While the price of natural gas is not projected to increase, the natural gas liquids that North Dakota produces have a higher dollar value, although not as high as crude oil, Kringstad said.
“Those natural gas liquids make it very economical to continue the investment,” he said.
Propane and ethane are the two natural gas liquids North Dakota produces that are the most valuable, Helms said.
Unlike oil, the only way to ship natural gas to a processing facility is by pipeline. Getting those liquids to market will require significant investment.
North Dakota officials initially estimated it would require $3 billion to $4 billion to build the necessary infrastructure to handle the natural gas, Kringstad said.
Now that investment may need to be as much as $15 billion, Kringstad said.
Officials expect that private industry will look at this study and use it as a planning tool to develop additional pipelines, gas processing plants and other infrastructure.
“There are companies that are looking for the next opportunity,” Kringstad said.
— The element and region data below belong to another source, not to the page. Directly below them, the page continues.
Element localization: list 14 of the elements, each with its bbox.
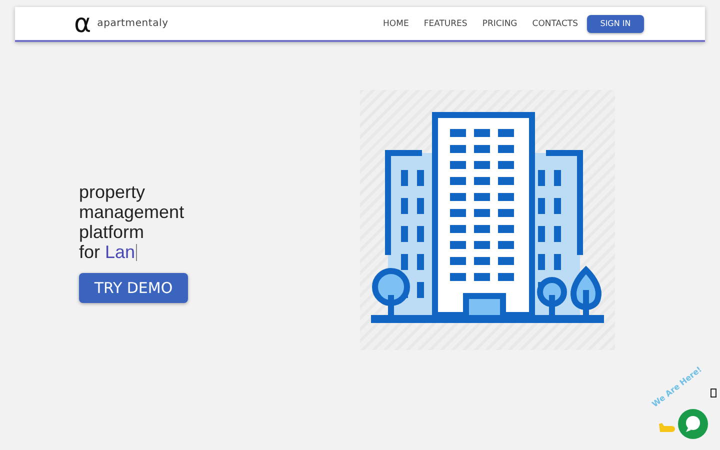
brand-name[interactable]: apartmentaly — [97, 18, 168, 29]
nav-link[interactable]: PRICING — [482, 18, 518, 28]
sign-in-button[interactable]: SIGN IN — [587, 14, 644, 32]
typed-word: Lan — [105, 242, 136, 262]
nav-link[interactable]: FEATURES — [424, 18, 468, 28]
try-demo-button[interactable]: TRY DEMO — [79, 273, 188, 303]
logo-mark[interactable]: α — [74, 10, 92, 36]
close-icon[interactable] — [710, 388, 716, 398]
headline-text: for — [79, 242, 100, 262]
chat-icon[interactable] — [678, 409, 708, 439]
hand-icon — [659, 423, 675, 432]
text-cursor-icon — [136, 244, 138, 261]
nav-link[interactable]: HOME — [383, 18, 409, 28]
nav-link[interactable]: CONTACTS — [532, 18, 578, 28]
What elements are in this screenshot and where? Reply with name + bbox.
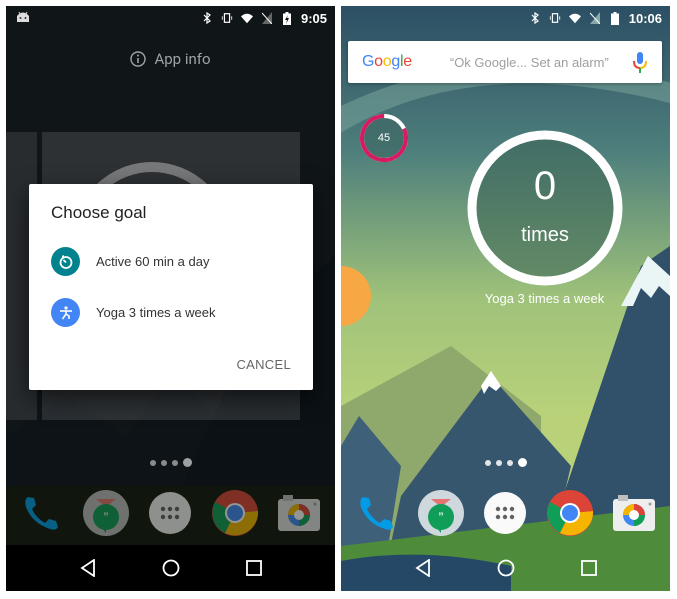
recents-icon[interactable] — [577, 556, 601, 580]
back-icon[interactable] — [76, 556, 100, 580]
battery-charging-icon — [281, 11, 293, 25]
left-phone-screen: 9:05 App info Choose goal Active 60 min … — [6, 6, 335, 591]
app-info-label: App info — [154, 50, 211, 68]
goal-unit: times — [521, 224, 569, 246]
no-sim-icon — [261, 12, 273, 24]
recents-icon[interactable] — [242, 556, 266, 580]
timer-icon — [51, 247, 80, 276]
goal-option-label: Yoga 3 times a week — [96, 305, 216, 320]
goal-count: 0 — [533, 164, 557, 208]
hangouts-icon[interactable]: ” — [82, 489, 130, 537]
app-info-button[interactable]: App info — [6, 50, 335, 68]
bluetooth-icon — [529, 12, 541, 24]
cancel-button[interactable]: CANCEL — [236, 357, 291, 372]
status-bar: 10:06 — [341, 6, 670, 30]
camera-icon[interactable] — [275, 489, 323, 537]
choose-goal-dialog: Choose goal Active 60 min a day Yoga 3 t… — [29, 184, 313, 390]
vibrate-icon — [549, 12, 561, 24]
goal-option-active[interactable]: Active 60 min a day — [51, 247, 291, 276]
microphone-icon[interactable] — [632, 50, 648, 74]
vibrate-icon — [221, 12, 233, 24]
chrome-icon[interactable] — [546, 489, 594, 537]
dock: ” — [6, 485, 335, 541]
no-sim-icon — [589, 12, 601, 24]
navigation-bar — [341, 545, 670, 591]
dock: ” — [341, 485, 670, 541]
yoga-icon — [51, 298, 80, 327]
fit-small-widget[interactable]: 45 — [359, 113, 409, 163]
google-search-bar[interactable]: Google “Ok Google... Set an alarm” — [348, 41, 662, 83]
page-indicator — [341, 458, 670, 467]
hangouts-icon[interactable]: ” — [417, 489, 465, 537]
goal-caption: Yoga 3 times a week — [484, 291, 605, 306]
wifi-icon — [240, 12, 253, 24]
search-placeholder: “Ok Google... Set an alarm” — [449, 54, 609, 70]
app-drawer-icon[interactable] — [481, 489, 529, 537]
android-debug-icon — [16, 11, 30, 27]
app-drawer-icon[interactable] — [146, 489, 194, 537]
chrome-icon[interactable] — [211, 489, 259, 537]
fit-small-value: 45 — [377, 132, 391, 144]
phone-icon[interactable] — [18, 489, 66, 537]
home-icon[interactable] — [159, 556, 183, 580]
clock: 9:05 — [300, 10, 327, 26]
status-bar: 9:05 — [6, 6, 335, 30]
right-phone-screen: 10:06 Google “Ok Google... Set an alarm”… — [341, 6, 670, 591]
clock: 10:06 — [628, 10, 662, 26]
phone-icon[interactable] — [353, 489, 401, 537]
bluetooth-icon — [201, 12, 213, 24]
battery-icon — [609, 11, 621, 25]
home-icon[interactable] — [494, 556, 518, 580]
page-indicator — [6, 458, 335, 467]
info-icon — [130, 51, 147, 67]
dialog-title: Choose goal — [51, 203, 147, 222]
goal-option-yoga[interactable]: Yoga 3 times a week — [51, 298, 291, 327]
svg-text:”: ” — [104, 509, 109, 525]
svg-text:”: ” — [439, 509, 444, 525]
back-icon[interactable] — [411, 556, 435, 580]
navigation-bar — [6, 545, 335, 591]
wifi-icon — [568, 12, 581, 24]
google-logo: Google — [362, 53, 412, 70]
goal-option-label: Active 60 min a day — [96, 254, 210, 269]
fit-goal-widget[interactable]: 0 times — [465, 128, 625, 288]
camera-icon[interactable] — [610, 489, 658, 537]
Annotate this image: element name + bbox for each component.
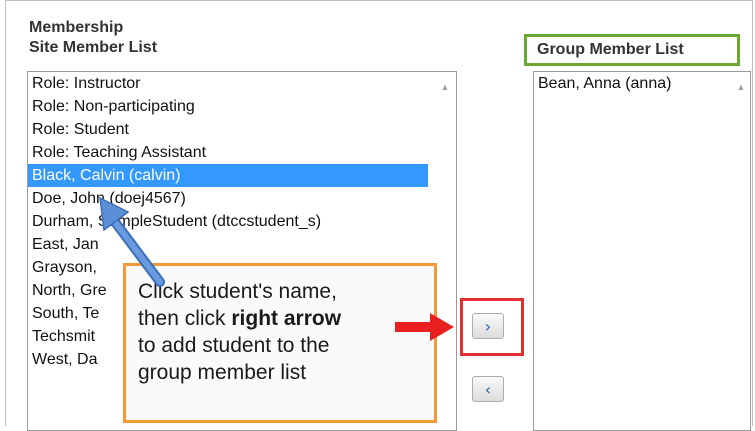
list-item-group-member[interactable]: Bean, Anna (anna)	[534, 72, 750, 95]
callout-line-2: then click right arrow	[138, 305, 424, 332]
callout-line-2-text: then click	[138, 307, 232, 330]
move-right-button[interactable]: ›	[472, 313, 504, 339]
scroll-up-icon[interactable]: ▲	[438, 80, 452, 94]
callout-line-4: group member list	[138, 361, 307, 384]
list-item-member[interactable]: Doe, John (doej4567)	[28, 187, 456, 210]
list-item-role-teaching-assistant[interactable]: Role: Teaching Assistant	[28, 141, 456, 164]
list-item-role-non-participating[interactable]: Role: Non-participating	[28, 95, 456, 118]
list-item-selected-member[interactable]: Black, Calvin (calvin)	[28, 164, 428, 187]
move-left-button[interactable]: ‹	[472, 376, 504, 402]
membership-heading: Membership	[29, 19, 124, 36]
site-member-list-heading: Site Member List	[29, 39, 158, 56]
scroll-up-icon[interactable]: ▲	[734, 80, 748, 94]
list-item-member[interactable]: Durham, SampleStudent (dtccstudent_s)	[28, 210, 456, 233]
group-member-list-heading: Group Member List	[524, 34, 740, 66]
list-item-member[interactable]: East, Jan	[28, 233, 456, 256]
list-item-role-student[interactable]: Role: Student	[28, 118, 456, 141]
instruction-callout: Click student's name, then click right a…	[123, 263, 437, 423]
callout-line-3: to add student to the	[138, 334, 330, 357]
list-item-role-instructor[interactable]: Role: Instructor	[28, 72, 456, 95]
callout-line-1: Click student's name,	[138, 280, 337, 303]
group-member-listbox[interactable]: Bean, Anna (anna) ▲	[533, 71, 751, 431]
callout-right-arrow-emphasis: right arrow	[231, 307, 342, 330]
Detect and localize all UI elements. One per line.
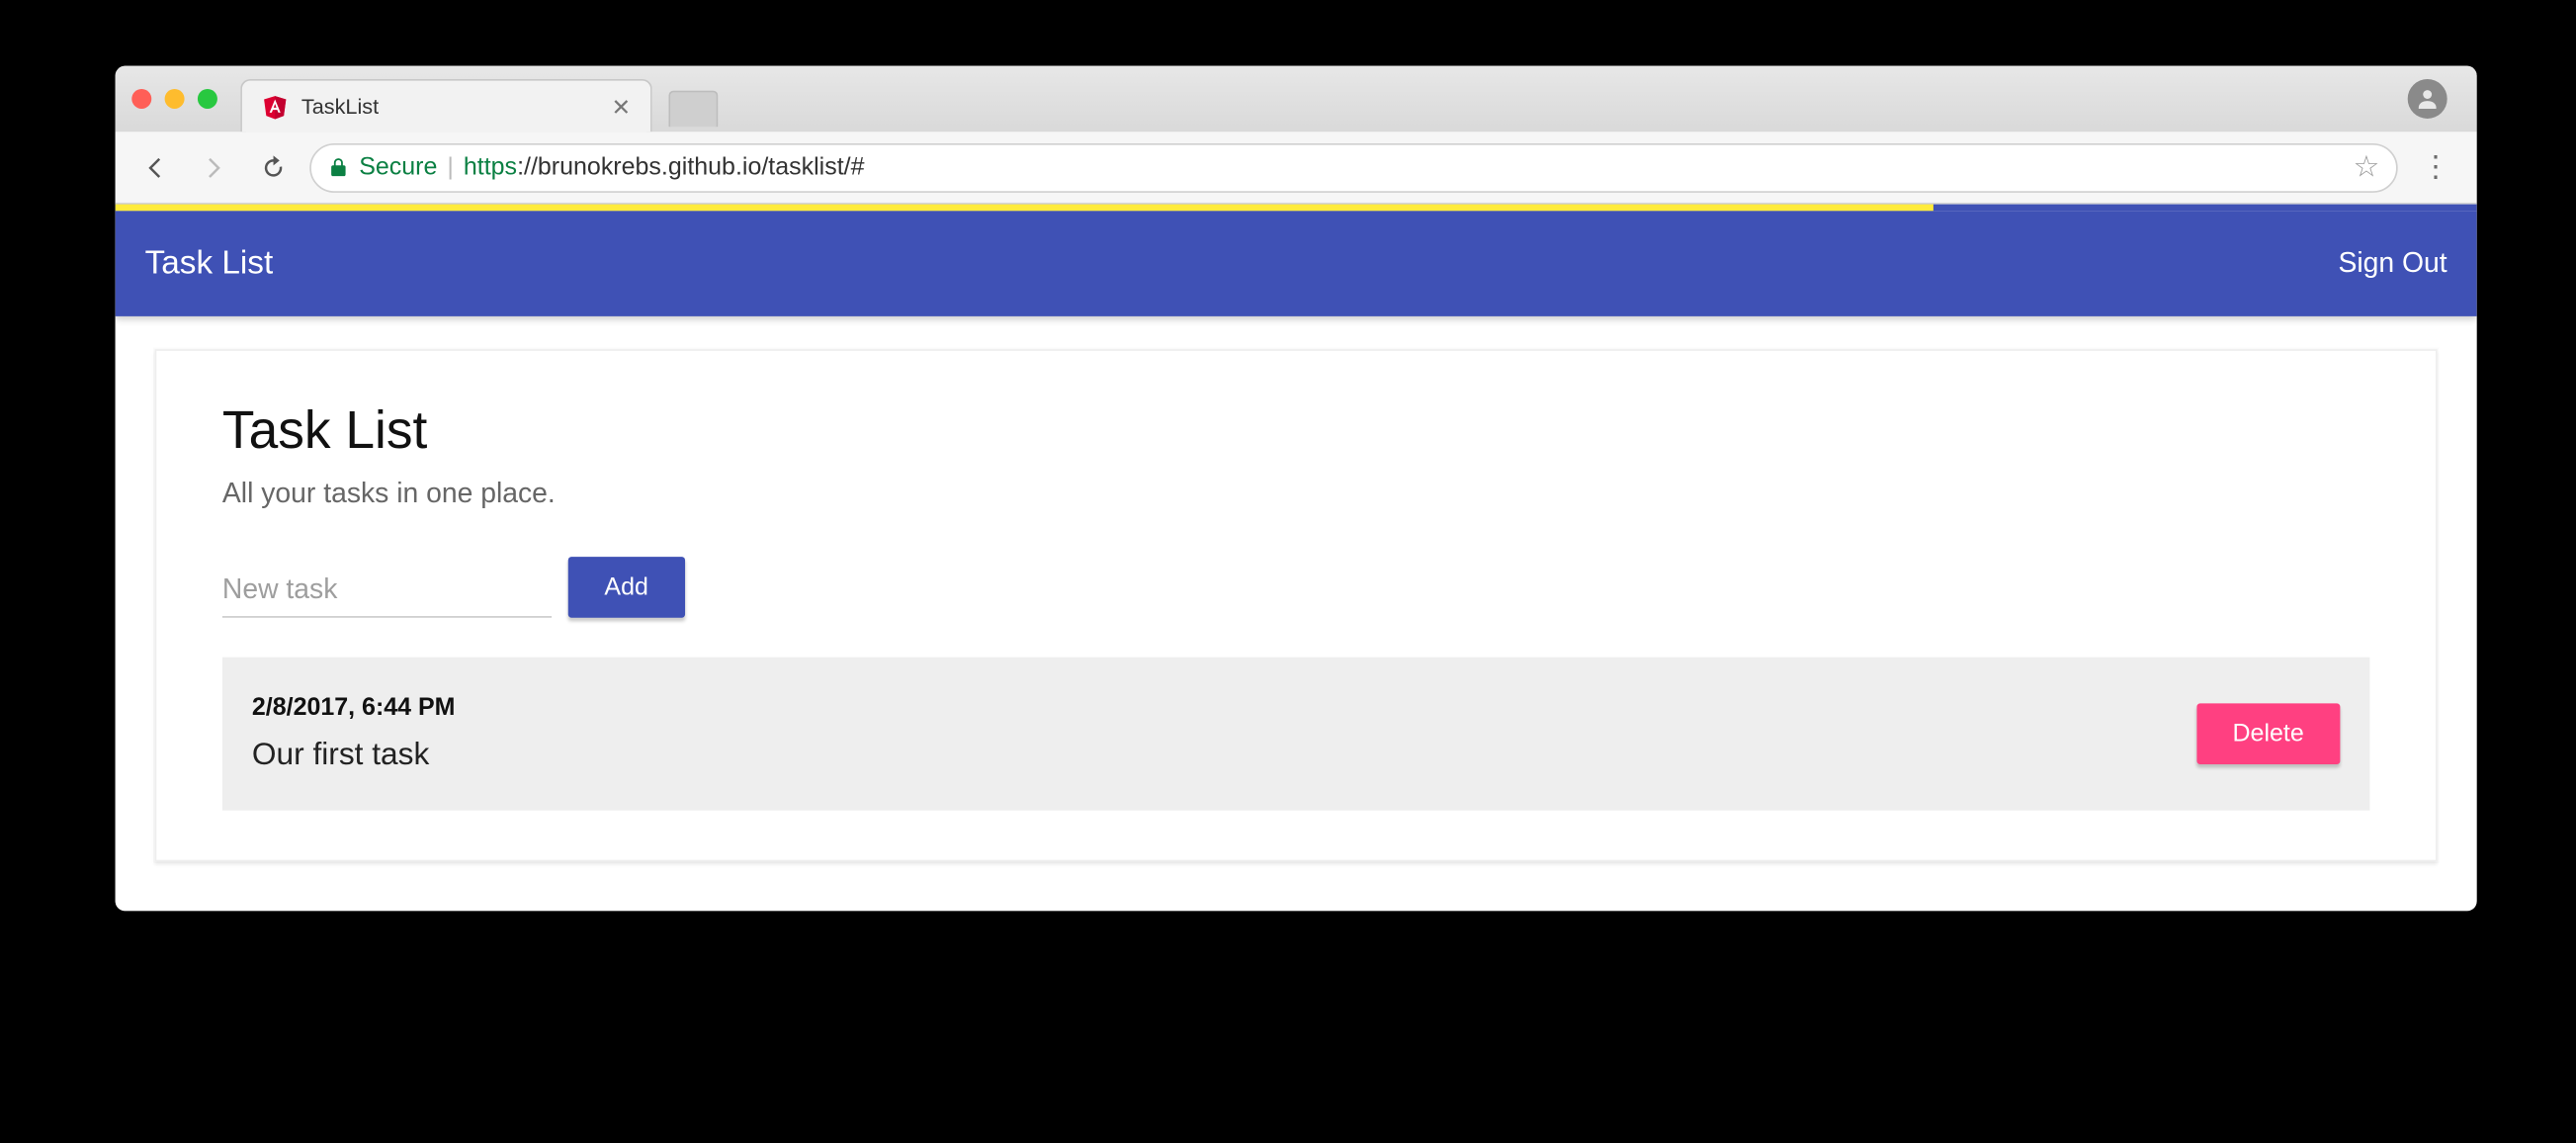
sign-out-button[interactable]: Sign Out xyxy=(2338,247,2447,280)
task-item: 2/8/2017, 6:44 PM Our first task Delete xyxy=(222,658,2369,811)
bookmark-star-icon[interactable]: ☆ xyxy=(2353,150,2379,185)
new-task-row: Add xyxy=(222,557,2369,618)
page-load-progress xyxy=(116,205,2477,212)
app-title: Task List xyxy=(145,244,274,282)
task-description: Our first task xyxy=(252,738,456,774)
browser-window: TaskList ✕ Secure | https://brunokrebs.g… xyxy=(116,66,2477,912)
app-toolbar: Task List Sign Out xyxy=(116,211,2477,316)
url-rest: ://brunokrebs.github.io/tasklist/# xyxy=(517,153,864,181)
secure-label: Secure xyxy=(359,153,437,181)
task-meta: 2/8/2017, 6:44 PM Our first task xyxy=(252,693,456,774)
browser-toolbar: Secure | https://brunokrebs.github.io/ta… xyxy=(116,132,2477,204)
window-controls xyxy=(131,89,217,109)
browser-tab[interactable]: TaskList ✕ xyxy=(240,79,652,132)
forward-button[interactable] xyxy=(191,144,237,191)
back-button[interactable] xyxy=(131,144,178,191)
task-timestamp: 2/8/2017, 6:44 PM xyxy=(252,693,456,721)
angular-favicon-icon xyxy=(262,93,289,120)
reload-button[interactable] xyxy=(250,144,297,191)
tab-close-icon[interactable]: ✕ xyxy=(612,95,632,118)
window-close-button[interactable] xyxy=(131,89,151,109)
lock-icon xyxy=(328,156,350,178)
card-subheading: All your tasks in one place. xyxy=(222,478,2369,510)
progress-fill xyxy=(116,205,1934,212)
separator: | xyxy=(447,153,454,181)
new-task-input[interactable] xyxy=(222,564,552,618)
profile-avatar-icon[interactable] xyxy=(2408,79,2447,119)
url: https://brunokrebs.github.io/tasklist/# xyxy=(464,153,865,181)
browser-tab-bar: TaskList ✕ xyxy=(116,66,2477,132)
browser-tab-title: TaskList xyxy=(301,94,598,119)
task-card: Task List All your tasks in one place. A… xyxy=(155,349,2438,861)
new-tab-button[interactable] xyxy=(668,91,718,128)
card-heading: Task List xyxy=(222,400,2369,462)
delete-task-button[interactable]: Delete xyxy=(2196,703,2341,764)
url-scheme: https xyxy=(464,153,517,181)
app-viewport: Task List Sign Out Task List All your ta… xyxy=(116,205,2477,912)
window-zoom-button[interactable] xyxy=(198,89,217,109)
add-task-button[interactable]: Add xyxy=(568,557,685,618)
address-bar[interactable]: Secure | https://brunokrebs.github.io/ta… xyxy=(309,142,2397,192)
browser-menu-icon[interactable]: ⋮ xyxy=(2411,150,2460,185)
page-content: Task List All your tasks in one place. A… xyxy=(116,316,2477,911)
window-minimize-button[interactable] xyxy=(165,89,185,109)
The study looked at Bakken and Three Forks wells in the U.S. portion of the Williston Basin, which is primarily North Dakota and eastern Montana, Kringstad said.
North Dakota produced 651 million cubic feet of natural gas per day in April and Montana produced 85 million cubic feet, for a combined total of 736 million cubic feet.
The study projects that the two states will produce 3.1 billion cubic feet of natural gas per day by 2025.
The results also provide a strong outlook for value-added industries utilizing natural gas liquids, such as fertilizer, petrochemical and natural gas-fired electrical generation, Kringstad said.